Tom Beaton grew up on a farm just west of the Sheyenne River in what is now West Fargo. But it wasn't part of the city then. When he was a boy, Sheyenne Street was Rural Route 3, 13th Avenue was a dirt road where he hunted pheasants, all the land in the area was occupied by farms, and the city barely entered his mind.

Now he can't get away from it.

Beaton, 68, took over his father's farming operation in 1976. He estimates that since then he has lost 2,000 acres of farmland to urban development. He used to farm where the giant Blue Cross Blue Shield office building stands on 13th Avenue and where Menard's is located down the street. He used to farm land all along Sheyenne Street now occupied by homes.

"I've seen a big change in this area," he said. "I cry every time I see all the houses built on our good farmland."

But the issue is more than sentimental.
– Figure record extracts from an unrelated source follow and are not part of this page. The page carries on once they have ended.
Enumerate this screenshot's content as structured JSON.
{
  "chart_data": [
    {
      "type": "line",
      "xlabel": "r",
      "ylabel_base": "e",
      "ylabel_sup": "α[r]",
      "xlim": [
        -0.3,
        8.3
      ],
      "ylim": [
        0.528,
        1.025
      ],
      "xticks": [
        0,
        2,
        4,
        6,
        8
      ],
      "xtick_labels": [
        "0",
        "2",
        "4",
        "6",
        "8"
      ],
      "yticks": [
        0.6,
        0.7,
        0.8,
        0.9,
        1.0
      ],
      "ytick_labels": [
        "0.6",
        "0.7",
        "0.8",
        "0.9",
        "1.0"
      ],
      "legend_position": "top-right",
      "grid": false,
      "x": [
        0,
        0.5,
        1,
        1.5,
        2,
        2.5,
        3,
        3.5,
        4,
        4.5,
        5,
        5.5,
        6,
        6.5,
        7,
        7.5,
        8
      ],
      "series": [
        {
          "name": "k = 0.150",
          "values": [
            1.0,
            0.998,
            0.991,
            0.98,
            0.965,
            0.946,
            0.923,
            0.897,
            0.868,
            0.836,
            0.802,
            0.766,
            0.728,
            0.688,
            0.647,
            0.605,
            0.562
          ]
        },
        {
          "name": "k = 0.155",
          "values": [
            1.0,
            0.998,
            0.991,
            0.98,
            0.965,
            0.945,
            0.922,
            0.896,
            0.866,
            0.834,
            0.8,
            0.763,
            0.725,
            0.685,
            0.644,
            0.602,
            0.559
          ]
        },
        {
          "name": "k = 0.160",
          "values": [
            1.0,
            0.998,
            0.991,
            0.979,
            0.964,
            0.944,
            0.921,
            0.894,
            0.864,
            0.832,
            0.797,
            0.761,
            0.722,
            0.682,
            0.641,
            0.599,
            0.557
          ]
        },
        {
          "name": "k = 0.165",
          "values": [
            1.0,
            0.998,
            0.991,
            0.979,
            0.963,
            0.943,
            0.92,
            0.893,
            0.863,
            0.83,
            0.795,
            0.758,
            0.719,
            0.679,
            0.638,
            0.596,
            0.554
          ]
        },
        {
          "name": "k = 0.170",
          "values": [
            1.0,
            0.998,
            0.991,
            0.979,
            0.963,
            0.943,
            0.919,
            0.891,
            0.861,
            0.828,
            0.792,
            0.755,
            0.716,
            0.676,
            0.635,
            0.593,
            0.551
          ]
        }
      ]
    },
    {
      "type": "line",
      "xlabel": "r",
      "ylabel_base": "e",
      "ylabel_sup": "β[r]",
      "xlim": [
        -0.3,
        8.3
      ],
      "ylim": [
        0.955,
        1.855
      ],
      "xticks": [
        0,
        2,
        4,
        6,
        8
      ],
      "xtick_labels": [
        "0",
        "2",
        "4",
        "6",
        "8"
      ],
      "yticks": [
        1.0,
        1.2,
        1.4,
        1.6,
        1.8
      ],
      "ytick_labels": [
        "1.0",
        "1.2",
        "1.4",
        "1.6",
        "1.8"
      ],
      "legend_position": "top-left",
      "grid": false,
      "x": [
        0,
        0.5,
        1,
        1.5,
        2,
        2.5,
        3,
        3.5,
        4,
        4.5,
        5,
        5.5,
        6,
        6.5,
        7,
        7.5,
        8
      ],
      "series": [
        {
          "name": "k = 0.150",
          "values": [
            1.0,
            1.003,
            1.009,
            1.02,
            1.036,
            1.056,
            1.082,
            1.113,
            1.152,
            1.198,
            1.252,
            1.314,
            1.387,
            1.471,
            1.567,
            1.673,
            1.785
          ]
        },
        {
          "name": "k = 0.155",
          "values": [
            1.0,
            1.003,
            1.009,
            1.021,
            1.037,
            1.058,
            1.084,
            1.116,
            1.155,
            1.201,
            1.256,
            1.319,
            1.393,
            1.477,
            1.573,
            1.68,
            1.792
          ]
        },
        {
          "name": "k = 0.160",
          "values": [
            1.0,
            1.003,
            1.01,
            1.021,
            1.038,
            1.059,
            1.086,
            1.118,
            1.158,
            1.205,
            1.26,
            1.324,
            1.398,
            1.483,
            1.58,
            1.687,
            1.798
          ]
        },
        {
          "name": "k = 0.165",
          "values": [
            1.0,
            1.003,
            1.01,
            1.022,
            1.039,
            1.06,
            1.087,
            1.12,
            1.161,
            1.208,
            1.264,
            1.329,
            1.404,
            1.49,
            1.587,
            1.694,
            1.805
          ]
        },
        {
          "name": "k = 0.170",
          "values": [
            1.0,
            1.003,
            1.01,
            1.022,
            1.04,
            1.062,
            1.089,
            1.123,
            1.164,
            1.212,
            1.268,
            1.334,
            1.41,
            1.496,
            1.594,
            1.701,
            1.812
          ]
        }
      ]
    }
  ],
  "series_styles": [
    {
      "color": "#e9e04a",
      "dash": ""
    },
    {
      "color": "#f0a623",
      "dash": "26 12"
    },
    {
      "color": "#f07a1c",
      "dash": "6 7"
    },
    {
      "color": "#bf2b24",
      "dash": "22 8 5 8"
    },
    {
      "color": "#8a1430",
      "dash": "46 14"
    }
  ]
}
The single most vexing problem many city farmers face is the uncertainty over whether they will be able to farm a particular parcel of land from one year to the next.

Farmland in the path of urban expansion is too expensive for farmers to buy because it's priced for development, so they must rent. All farmers who farm near the city are accustomed to getting "that call" from a landlord telling them a piece of land has been sold and they can no longer farm it. Then they must scramble to find other land to take its place.

Losing 160 acres overnight can mean the difference between a profit and loss, makes it difficult to plan and take on large payments for expensive machinery, and forces urban farmers to watch costs even more closely than farmers elsewhere.

"Why do you think I drive a pickup that's 20 years old?" asked Hurley.

Many absentee landowners are the children of farmers who fled to the city once they grew up, wanting a different life than their parents, but later inherited the land. They no longer have a connection to the soil, and the profit potential is too great. Why would they continue to rent to a farmer for $100 an acre if they can sell the land to a developer for $30,000 an acre?

Beaton, who retired from farming last year and turned over his operations to his two sons, said they got a call in the middle of last summer from one of their landlords saying he'd sold land they farmed to a developer. The developer bulldozed 50 acres of their soybeans right away. His sons got their rent back but received no other compensation.

"They can do it anytime they want," he said. "All contracts are subject to sale of the property. It sucks, I tell you that much."